En su primer discurso como presidente de Colombia, Abelardo de la Espriella descartó convocar una Asamblea Constituyente durante su mandato. La afirmación se produjo el 7 de agosto de 2026, en el marco de la ceremonia de posesión, según registró RCN Radio en su newsroom.
La Constituyente es un mecanismo contemplado en la Constitución de 1991 que permite reformar la carta política por medio de una asamblea elegida específicamente para ese fin. A lo largo de las últimas décadas, distintos sectores han propuesto convocatorias de este tipo para modificar aspectos sensibles del ordenamiento, como el sistema de justicia, la organización territorial o el régimen electoral.
El anuncio del nuevo mandatario se da en un contexto en el que el tema había vuelto al centro del debate público. La sola posibilidad de una Constituyente genera expectativas en sectores que buscan reformas de fondo, pero también preocupación en quienes advierten sobre la inestabilidad institucional que puede producir un proceso de esa naturaleza, con reglas especiales y plazos definidos por la propia asamblea.
Al descartar esa vía, el presidente marca un primer criterio sobre los límites de los cambios que impulsa su gobierno. Las reformas que se planteen deberán tramitarse por los canales ordinarios, es decir, por proyectos de ley ante el Congreso o por actos legislativos con los requisitos de aprobación que establece la Constitución, incluidos los debates en comisiones y plenarias y, en algunos casos, el control previo de la Corte Constitucional.
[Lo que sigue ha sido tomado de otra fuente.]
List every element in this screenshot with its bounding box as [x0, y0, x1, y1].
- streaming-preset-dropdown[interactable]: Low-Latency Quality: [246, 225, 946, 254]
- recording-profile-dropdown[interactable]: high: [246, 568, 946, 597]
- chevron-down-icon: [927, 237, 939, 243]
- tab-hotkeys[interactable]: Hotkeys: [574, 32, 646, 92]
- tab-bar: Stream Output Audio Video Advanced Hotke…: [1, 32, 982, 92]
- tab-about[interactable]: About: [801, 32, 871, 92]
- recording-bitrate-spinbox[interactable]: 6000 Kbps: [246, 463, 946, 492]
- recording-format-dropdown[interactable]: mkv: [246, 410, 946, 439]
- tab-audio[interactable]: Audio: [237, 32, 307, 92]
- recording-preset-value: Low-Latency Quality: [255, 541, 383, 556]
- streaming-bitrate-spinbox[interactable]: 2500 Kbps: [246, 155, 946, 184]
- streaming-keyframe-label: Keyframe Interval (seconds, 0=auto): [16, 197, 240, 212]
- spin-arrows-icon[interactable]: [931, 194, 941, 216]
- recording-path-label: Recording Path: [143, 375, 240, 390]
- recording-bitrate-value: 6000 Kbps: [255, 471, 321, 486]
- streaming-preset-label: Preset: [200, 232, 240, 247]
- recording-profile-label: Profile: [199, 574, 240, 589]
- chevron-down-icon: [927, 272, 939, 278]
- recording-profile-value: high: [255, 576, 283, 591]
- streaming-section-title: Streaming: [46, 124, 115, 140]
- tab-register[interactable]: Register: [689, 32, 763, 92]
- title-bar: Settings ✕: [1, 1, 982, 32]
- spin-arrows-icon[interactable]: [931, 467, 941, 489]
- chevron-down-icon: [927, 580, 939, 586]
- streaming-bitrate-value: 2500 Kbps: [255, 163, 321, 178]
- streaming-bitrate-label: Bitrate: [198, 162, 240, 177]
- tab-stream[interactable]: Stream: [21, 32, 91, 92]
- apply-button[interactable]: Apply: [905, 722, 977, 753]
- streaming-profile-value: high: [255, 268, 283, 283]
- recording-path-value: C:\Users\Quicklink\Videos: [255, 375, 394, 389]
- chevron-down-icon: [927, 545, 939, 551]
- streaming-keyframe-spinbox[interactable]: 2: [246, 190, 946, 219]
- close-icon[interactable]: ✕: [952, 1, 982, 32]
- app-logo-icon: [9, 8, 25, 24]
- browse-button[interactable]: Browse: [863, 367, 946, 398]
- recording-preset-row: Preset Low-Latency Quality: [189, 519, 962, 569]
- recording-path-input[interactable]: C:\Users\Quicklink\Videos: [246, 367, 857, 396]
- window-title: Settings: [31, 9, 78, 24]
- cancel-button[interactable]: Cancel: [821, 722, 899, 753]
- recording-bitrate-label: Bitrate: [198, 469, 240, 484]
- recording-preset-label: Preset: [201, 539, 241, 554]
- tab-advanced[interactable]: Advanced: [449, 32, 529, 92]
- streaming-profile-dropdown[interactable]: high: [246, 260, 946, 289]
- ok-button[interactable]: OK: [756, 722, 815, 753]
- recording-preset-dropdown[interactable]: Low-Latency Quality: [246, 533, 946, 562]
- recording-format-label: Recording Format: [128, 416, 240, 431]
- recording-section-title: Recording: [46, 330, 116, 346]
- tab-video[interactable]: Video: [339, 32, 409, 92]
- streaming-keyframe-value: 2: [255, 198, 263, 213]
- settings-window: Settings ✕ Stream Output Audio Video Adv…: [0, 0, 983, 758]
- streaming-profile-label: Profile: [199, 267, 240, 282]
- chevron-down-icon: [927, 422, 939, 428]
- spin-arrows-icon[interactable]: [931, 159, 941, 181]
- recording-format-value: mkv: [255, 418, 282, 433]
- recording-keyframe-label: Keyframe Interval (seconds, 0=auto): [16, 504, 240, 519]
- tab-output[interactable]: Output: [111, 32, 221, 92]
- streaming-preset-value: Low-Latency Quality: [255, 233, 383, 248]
La decisión también tiene lectura política. El Congreso de la República recupera protagonismo como escenario de discusión de las reformas, lo que obliga al Ejecutivo a construir mayorías y a negociar con las bancadas para sacar adelante sus iniciativas. Para la ciudadanía, esto significa que cualquier cambio constitucional se someterá a los mismos filtros legislativos y judiciales que rigen hoy.
Organizaciones sociales y expertos en derecho constitucional suelen recordar que, incluso sin convocatoria formal, el debate sobre una Constituyente no desaparece. Distintos actores pueden seguir promoviendo la idea, recoger firmas o impulsar proyectos de ley que la activen. La postura del presidente, sin embargo, fija un punto de partida claro: la administración no la promoverá como herramienta de gobierno.
En el plano internacional, la definición resulta relevante para inversionistas y observadores que siguen de cerca la estabilidad institucional de Colombia. La convocatoria de una Constituyente suele asociarse con periodos de incertidumbre, porque durante su funcionamiento se suspenden varias reglas de juego. Descartarla reduce ese factor de riesgo y permite anticipar un marco constitucional estable para los próximos años.
El gobierno ahora enfrenta el reto de demostrar que las reformas que considere necesarias se pueden tramitar por las vías ordinarias sin afectar la profundidad de los cambios prometidos en campaña. La oposición, por su parte, queda en mejor posición para exigir debates extensos y exigir mayorías calificadas en temas sensibles.
Por ahora, la pregunta que queda abierta es cuáles serán las prioridades legislativas del nuevo gobierno. Sin Constituyente en el horizonte, la atención se traslada al contenido de los primeros proyectos de ley y al diálogo entre el Ejecutivo y el Congreso en las próximas semanas.
La posición del presidente se conoció en la jornada de posesión, un escenario protocolario que tradicionalmente sirve para fijar los lineamientos políticos de un mandato. Las palabras pronunciadas allí suelen ser interpretadas como señales de gobernabilidad, y en esta oportunidad sirvieron para cerrar un capítulo que llevaba meses abierto en la opinión pública.